J.L. : J’ai pris le parti de faire un film non-linéaire, non didactique, sans qu’aucun plan de situation ne nous permette de situer géographiquement l’hôpital, et où l’on passe d’un lieu à un autre sans vraiment d’explication. J’ai ainsi fait le pari, au montage comme au tournage, que le film puisse transmettre en filigrane le sens et la nature de certaines relations, les remous de l’Histoire. D’un théâtre de la folie à l’autre, de l’enceinte de l’hôpital aux cercles animistes en passant par les syncrétismes du centre de médecine prophétique coranique, se retrouvent et se répondent les mêmes éléments d’une question formulée chaque fois différemment. Il apparaît ainsi que le sens des mots et des pratiques change en fonction des lieux où ils se formulent. Quant aux correspondances formelles que vous soulignez dans le montage, elles pourraient sans doute passer pour des analogies, alors que bien souvent ces images, ces formes, n’ont qu’un rapport d’homonymie. Un critique sénégalais m’a dit que le film était monté comme un râga indien, un même thème aux infinies variations. Et il m’a semblé qu’il avait tout à fait compris les intentions de ce montage.

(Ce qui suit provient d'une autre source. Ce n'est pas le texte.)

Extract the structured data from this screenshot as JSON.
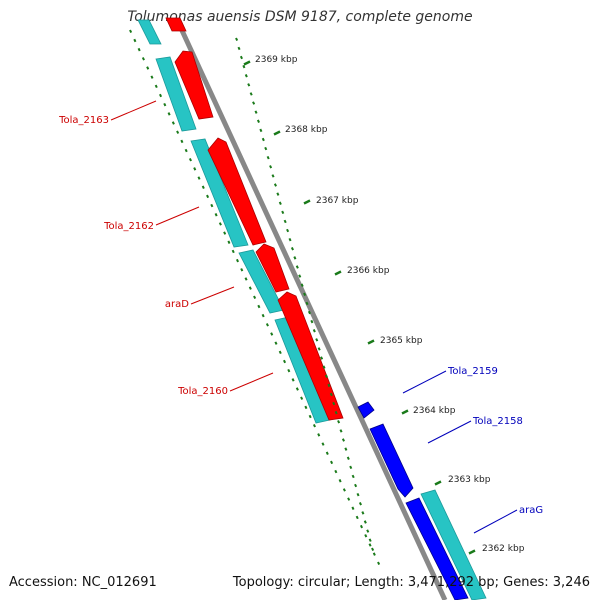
{
  "title": "Tolumonas auensis DSM 9187, complete genome",
  "footer": {
    "accession": "Accession: NC_012691",
    "topology": "Topology: circular; Length: 3,471,292 bp; Genes: 3,246"
  },
  "colors": {
    "reverse_gene": "#ff0000",
    "forward_gene": "#0000ff",
    "reverse_cds": "#27c4c4",
    "forward_cds": "#27c4c4",
    "backbone": "#888888",
    "ticks": "#1a7a1a",
    "reverse_label": "#cc0000",
    "forward_label": "#0000bb"
  },
  "scale": {
    "labels": [
      "2369 kbp",
      "2368 kbp",
      "2367 kbp",
      "2366 kbp",
      "2365 kbp",
      "2364 kbp",
      "2363 kbp",
      "2362 kbp"
    ]
  },
  "gene_labels": [
    {
      "name": "Tola_2163",
      "strand": "reverse"
    },
    {
      "name": "Tola_2162",
      "strand": "reverse"
    },
    {
      "name": "araD",
      "strand": "reverse"
    },
    {
      "name": "Tola_2160",
      "strand": "reverse"
    },
    {
      "name": "Tola_2159",
      "strand": "forward"
    },
    {
      "name": "Tola_2158",
      "strand": "forward"
    },
    {
      "name": "araG",
      "strand": "forward"
    }
  ]
}
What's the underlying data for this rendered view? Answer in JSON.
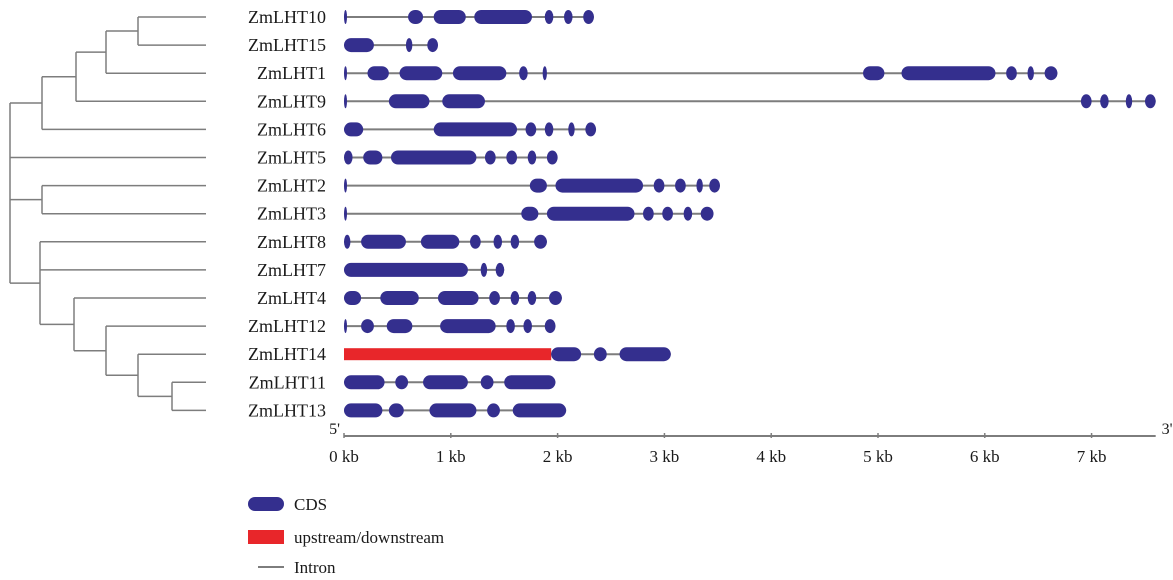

Un homme ponctue le film de ses apparitions, Joe Ouakam. Pour quelles raisons avez-vous décidé d’en faire un des pivots de votre montage ?
J.L. : Joe Ouakam est une figure célèbre du plateau dakarois. Une sorte d’artiste un peu chaman éminemment respecté. Son comportement extravagant, ses sentences sibyllines, la jungle cosmogonique de sa cour en plein centre-ville en font un personnage hors-norme, mais qui a trouvé une place et une fonction essentielle au cœur de la société sénégalaise. J’ai été conduit chez lui par Thierno Seydou Sall et Khady Sylla dont il était l’ami proche. Rencontrer Joe a été une véritable expérience, celle de la rencontre avec un être totalement « libre » et imprévisible. Filmer Joe oblige aussi à devenir le partenaire d’une improvisation chorégraphique dont il est parfois difficile de mesurer la limite et le niveau de danger. Dans Ce qu’il reste de la folie, il a à la fois le rôle d’un personnage mystère et celui d’un contre-point burlesque. C’est un corps poétique ouvrant le film à l’espace de fiction qu’il habite. Mutique quasiment tout au long du film, le personnage dessine un espace d’indicibilité. Il travaille en silence. Ses gestes ne remplacent pas la parole, mais accusent plutôt l’impossibilité de la parole. Catherine Perret, une philosophe qui pour moi compte beaucoup, a écrit des pages lumineuses sur le mime mallarméen qui m’ont beaucoup inspiré au montage. J’ai vu en Joe Ouakam l’équivalent de ce mime qui crée une zone de silence radical, où il n’y a plus qu’allusion. « Une allusion perpétuelle sans briser la glace » dit Mallarmé. C’est-à-dire une allusion qui joue avec le reflet de ce qu’elle tait. Et Joe qui trace dans l’espace, avec ses gestes de danseur, ce texte blanc et silencieux, n’imite pas la folie mais s’en fait le reflet. Et au milieu de l’espace fantasmagorique de sa cour, ces jeux de reflets de Joe Ouakam oeuvrent en quelque sorte à la disparition de la folie en tant que telle. D’ailleurs, les derniers mots du film seront ceux qu’il prononcera après être sorti de son mutisme : « Thiaroye ? C’est où ? La Folie n’existe pas ! ».